The suspended sets include in-progress multiyear studies such as the Early Childhood Longitudinal Study, Kindergarten Class of 2023-24 and the High School and Beyond Longitudinal Study of 2022, which is the first High School and Beyond (HS&B) study to track the educational experiences and life outcomes of high-school students following the COVID-19 pandemic. The HS&B study is due for its first follow-up collection in Spring 2026.
Other inactive data projects include the National Household Education Surveys Program, which gathers data on families’ educational activities and can be used to show shifts towards practices like homeschooling over time, and the National Training, Education, and Workforce Survey—an experimental survey meant to measure the relationship between non-degree credentials and employment outcomes.

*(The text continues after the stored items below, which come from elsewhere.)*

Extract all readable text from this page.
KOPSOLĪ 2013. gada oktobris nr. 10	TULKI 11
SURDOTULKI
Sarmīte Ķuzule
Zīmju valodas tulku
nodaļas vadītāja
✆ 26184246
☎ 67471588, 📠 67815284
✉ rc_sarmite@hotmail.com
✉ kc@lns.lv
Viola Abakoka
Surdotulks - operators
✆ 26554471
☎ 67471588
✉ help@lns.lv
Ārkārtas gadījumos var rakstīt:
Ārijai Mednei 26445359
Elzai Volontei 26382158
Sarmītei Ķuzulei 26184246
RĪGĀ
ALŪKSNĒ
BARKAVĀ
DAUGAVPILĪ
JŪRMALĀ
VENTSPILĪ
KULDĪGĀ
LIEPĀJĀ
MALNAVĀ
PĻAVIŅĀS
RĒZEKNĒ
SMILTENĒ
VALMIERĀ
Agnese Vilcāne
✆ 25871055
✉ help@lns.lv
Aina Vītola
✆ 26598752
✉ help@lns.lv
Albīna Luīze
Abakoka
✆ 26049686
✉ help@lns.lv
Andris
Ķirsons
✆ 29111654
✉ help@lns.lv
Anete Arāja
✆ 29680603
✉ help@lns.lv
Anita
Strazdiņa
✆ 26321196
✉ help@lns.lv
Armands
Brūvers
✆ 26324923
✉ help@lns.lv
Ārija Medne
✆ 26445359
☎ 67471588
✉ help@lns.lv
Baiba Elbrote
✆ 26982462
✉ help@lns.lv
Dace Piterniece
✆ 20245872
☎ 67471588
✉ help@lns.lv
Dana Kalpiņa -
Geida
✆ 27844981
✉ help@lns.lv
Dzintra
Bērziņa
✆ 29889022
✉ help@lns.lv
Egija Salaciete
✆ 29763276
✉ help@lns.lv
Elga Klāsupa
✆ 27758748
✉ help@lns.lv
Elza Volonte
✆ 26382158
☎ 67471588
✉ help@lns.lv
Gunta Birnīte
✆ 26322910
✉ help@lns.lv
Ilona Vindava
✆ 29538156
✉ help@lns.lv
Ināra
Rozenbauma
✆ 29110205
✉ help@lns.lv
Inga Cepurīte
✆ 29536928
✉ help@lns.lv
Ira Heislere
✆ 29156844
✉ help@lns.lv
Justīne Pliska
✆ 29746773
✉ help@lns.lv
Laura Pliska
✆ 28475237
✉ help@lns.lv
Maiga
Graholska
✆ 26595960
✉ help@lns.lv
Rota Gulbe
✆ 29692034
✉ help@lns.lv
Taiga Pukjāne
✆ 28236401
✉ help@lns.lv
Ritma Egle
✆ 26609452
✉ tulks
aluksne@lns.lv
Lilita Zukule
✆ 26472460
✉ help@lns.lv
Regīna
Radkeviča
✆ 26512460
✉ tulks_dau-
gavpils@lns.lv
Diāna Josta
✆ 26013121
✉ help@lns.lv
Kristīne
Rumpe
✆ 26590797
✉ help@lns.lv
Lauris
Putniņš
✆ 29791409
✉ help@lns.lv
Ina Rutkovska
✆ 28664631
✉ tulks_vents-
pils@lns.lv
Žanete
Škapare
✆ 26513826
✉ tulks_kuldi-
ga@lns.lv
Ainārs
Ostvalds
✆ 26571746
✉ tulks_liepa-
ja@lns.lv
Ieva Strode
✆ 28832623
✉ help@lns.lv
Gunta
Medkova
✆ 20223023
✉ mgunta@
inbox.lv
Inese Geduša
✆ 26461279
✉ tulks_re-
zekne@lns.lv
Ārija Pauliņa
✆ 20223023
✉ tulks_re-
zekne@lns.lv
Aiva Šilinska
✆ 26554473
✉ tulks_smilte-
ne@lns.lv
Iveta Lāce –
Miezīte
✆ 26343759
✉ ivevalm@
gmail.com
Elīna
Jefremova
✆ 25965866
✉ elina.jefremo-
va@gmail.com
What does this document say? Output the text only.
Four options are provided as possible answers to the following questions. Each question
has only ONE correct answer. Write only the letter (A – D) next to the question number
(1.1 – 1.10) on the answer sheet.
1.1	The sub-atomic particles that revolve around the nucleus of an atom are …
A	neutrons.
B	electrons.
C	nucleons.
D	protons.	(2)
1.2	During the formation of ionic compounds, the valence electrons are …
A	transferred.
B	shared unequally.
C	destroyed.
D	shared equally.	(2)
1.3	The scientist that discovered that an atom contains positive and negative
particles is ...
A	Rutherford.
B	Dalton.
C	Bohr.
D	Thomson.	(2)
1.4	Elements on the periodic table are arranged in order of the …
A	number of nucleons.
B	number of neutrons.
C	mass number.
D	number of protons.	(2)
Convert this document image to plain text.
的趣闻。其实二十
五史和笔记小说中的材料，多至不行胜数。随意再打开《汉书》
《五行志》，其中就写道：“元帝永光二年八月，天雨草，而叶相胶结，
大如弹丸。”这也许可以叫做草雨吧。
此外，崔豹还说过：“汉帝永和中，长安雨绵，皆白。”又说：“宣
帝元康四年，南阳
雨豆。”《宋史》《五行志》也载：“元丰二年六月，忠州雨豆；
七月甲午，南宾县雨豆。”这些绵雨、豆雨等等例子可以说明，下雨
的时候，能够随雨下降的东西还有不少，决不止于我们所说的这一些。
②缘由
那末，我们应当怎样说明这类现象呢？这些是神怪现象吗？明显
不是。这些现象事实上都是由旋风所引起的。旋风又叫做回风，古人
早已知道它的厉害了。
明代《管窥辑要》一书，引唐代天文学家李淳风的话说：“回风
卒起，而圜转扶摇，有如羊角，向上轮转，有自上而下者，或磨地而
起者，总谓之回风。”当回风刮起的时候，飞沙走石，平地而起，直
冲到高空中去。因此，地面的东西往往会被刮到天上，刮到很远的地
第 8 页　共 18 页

The College Navigator tool is also listed as inactive, as well as NCES’s contribution to the Education at a Glance Report, which compares nations’ education systems at a global scale.
The ASA’s NCES tracker uses government records as its sources: the federal contractor database, the Federal Register, OIRA’s Information Collection Review, and the 2026 Forecast of U.S. Department of Education Contract Opportunities. The tracker was last updated on March 13, 2026.
The information from federal surveys and longitudinal studies is used to identify nationwide problems. Without that data, states, with varying education standards, available resources, and political interests, are unable to provide a clear of a picture of their issues, even when their individual data is aggregated.
But an opaque public education system doesn’t just fail to solve its own problems—it fails to justify its own existence. When its successes are invisible, it becomes easier to dismantle. Advocates are left with less evidence as private and charter school interests push for public funding. Beyond the dismantling of the Department of Education, the loss of reliable education data could help accelerate the erosion of public education as we know it.